I a new to illuminia data/analysis and just want to be sure I am processing correctly. I am using the below to pair each forward and reverse fastq to align with bwa. The output an is aligned sam file for sample, bit I am not sure what the messages in stdout mean or if thet are ok. The fastq files were not quality trimmed or cleaned up (adapter removal) before alignment and maybe that is part of it. Is there additional steps to incorporate in the analysis. Thank you :).
code
for file in /home/cmccabe/Desktop/fastq/*_R1_*.fastq
do
file2=$(echo $file | sed 's/_R1_/_R2_/')
sample=$(basename $file .fastq | cut -d- -f1)

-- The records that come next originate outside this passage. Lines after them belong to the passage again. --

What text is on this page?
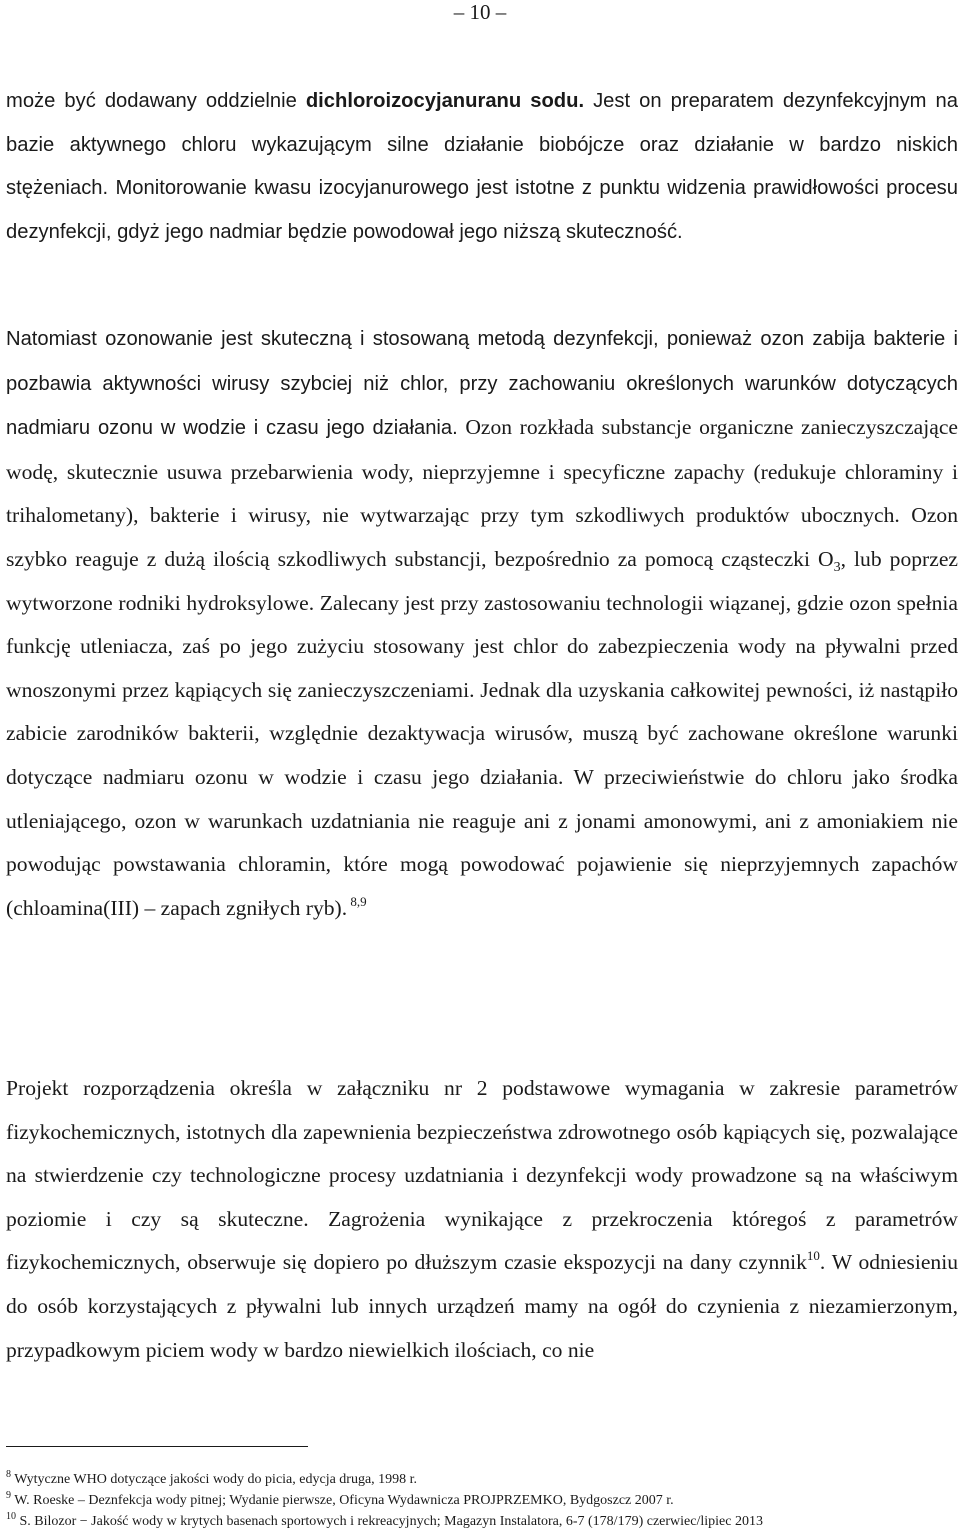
– 10 –

może być dodawany oddzielnie dichloroizocyjanuranu sodu. Jest on preparatem dezynfekcyjnym na bazie aktywnego chloru wykazującym silne działanie biobójcze oraz działanie w bardzo niskich stężeniach. Monitorowanie kwasu izocyjanurowego jest istotne z punktu widzenia prawidłowości procesu dezynfekcji, gdyż jego nadmiar będzie powodował jego niższą skuteczność.

Natomiast ozonowanie jest skuteczną i stosowaną metodą dezynfekcji, ponieważ ozon zabija bakterie i pozbawia aktywności wirusy szybciej niż chlor, przy zachowaniu określonych warunków dotyczących nadmiaru ozonu w wodzie i czasu jego działania. Ozon rozkłada substancje organiczne zanieczyszczające wodę, skutecznie usuwa przebarwienia wody, nieprzyjemne i specyficzne zapachy (redukuje chloraminy i trihalometany), bakterie i wirusy, nie wytwarzając przy tym szkodliwych produktów ubocznych. Ozon szybko reaguje z dużą ilością szkodliwych substancji, bezpośrednio za pomocą cząsteczki $O_3$, lub poprzez wytworzone rodniki hydroksylowe. Zalecany jest przy zastosowaniu technologii wiązanej, gdzie ozon spełnia funkcję utleniacza, zaś po jego zużyciu stosowany jest chlor do zabezpieczenia wody na pływalni przed wnoszonymi przez kąpiących się zanieczyszczeniami. Jednak dla uzyskania całkowitej pewności, iż nastąpiło zabicie zarodników bakterii, względnie dezaktywacja wirusów, muszą być zachowane określone warunki dotyczące nadmiaru ozonu w wodzie i czasu jego działania. W przeciwieństwie do chloru jako środka utleniającego, ozon w warunkach uzdatniania nie reaguje ani z jonami amonowymi, ani z amoniakiem nie powodując powstawania chloramin, które mogą powodować pojawienie się nieprzyjemnych zapachów (chloamina(III) – zapach zgniłych ryb). $^{8,9}$

Projekt rozporządzenia określa w załączniku nr 2 podstawowe wymagania w zakresie parametrów fizykochemicznych, istotnych dla zapewnienia bezpieczeństwa zdrowotnego osób kąpiących się, pozwalające na stwierdzenie czy technologiczne procesy uzdatniania i dezynfekcji wody prowadzone są na właściwym poziomie i czy są skuteczne. Zagrożenia wynikające z przekroczenia któregoś z parametrów fizykochemicznych, obserwuje się dopiero po dłuższym czasie ekspozycji na dany czynnik$^{10}$. W odniesieniu do osób korzystających z pływalni lub innych urządzeń mamy na ogół do czynienia z niezamierzonym, przypadkowym piciem wody w bardzo niewielkich ilościach, co nie

$^8$ Wytyczne WHO dotyczące jakości wody do picia, edycja druga, 1998 r.
$^9$ W. Roeske – Deznfekcja wody pitnej; Wydanie pierwsze, Oficyna Wydawnicza PROJPRZEMKO, Bydgoszcz 2007 r.
$^{10}$ S. Bilozor − Jakość wody w krytych basenach sportowych i rekreacyjnych; Magazyn Instalatora, 6-7 (178/179) czerwiec/lipiec 2013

/home/cmccabe/Desktop/fastq/bwa-0.7.17/bwa mem -M -t 16 -R "@RG\tID:$sample\tSM:$sample" /home/cmccabe/Desktop/NGS/picard-tools-1.140/resources/ucsc.hg19.fasta $file $file2 > /home/cmccabe/Desktop/fastq/${sample}_aln.sam
done
fastq input
NA12878-100ng-E08A-C06_S5_L001_R1_001.fastq
NA12878-100ng-E08A-C06_S5_L001_R2_001.fastq
NA19240-100ng-E08A-C06_S5_L001_R1_001.fastq
NA19240-100ng-E08A-C06_S5_L001_R2_001.fastq
output
NA12878_aln.sam
NA19240_aln.sam
stdout messages (there are many more but all similar)
[M::mem_pestat] skip orientation FF as there are not enough pairs
[M::mem_pestat] analyzing insert size distribution for orientation FR...
[M::mem_pestat] (25, 50, 75) percentile: (193, 211, 226)
[M::mem_pestat] low and high boundaries for computing mean and std.dev: (127, 292)
[M::mem_pestat] mean and std.dev: (210.23, 21.16)
[M::mem_pestat] low and high boundaries for proper pairs: (94, 325)
[M::mem_pestat] analyzing insert size distribution for orientation RF...
[M::mem_pestat] (25, 50, 75) percentile: (49, 224, 971)
[M::mem_pestat] low and high boundaries for computing mean and std.dev: (1, 2815)
Would you recommend any quality trimming, adapter removal, etc before alignment? Thank you for your help.
Trimming isn't strictly needed, since you're using local alignment. If you get decent alignment metrics then don't bother.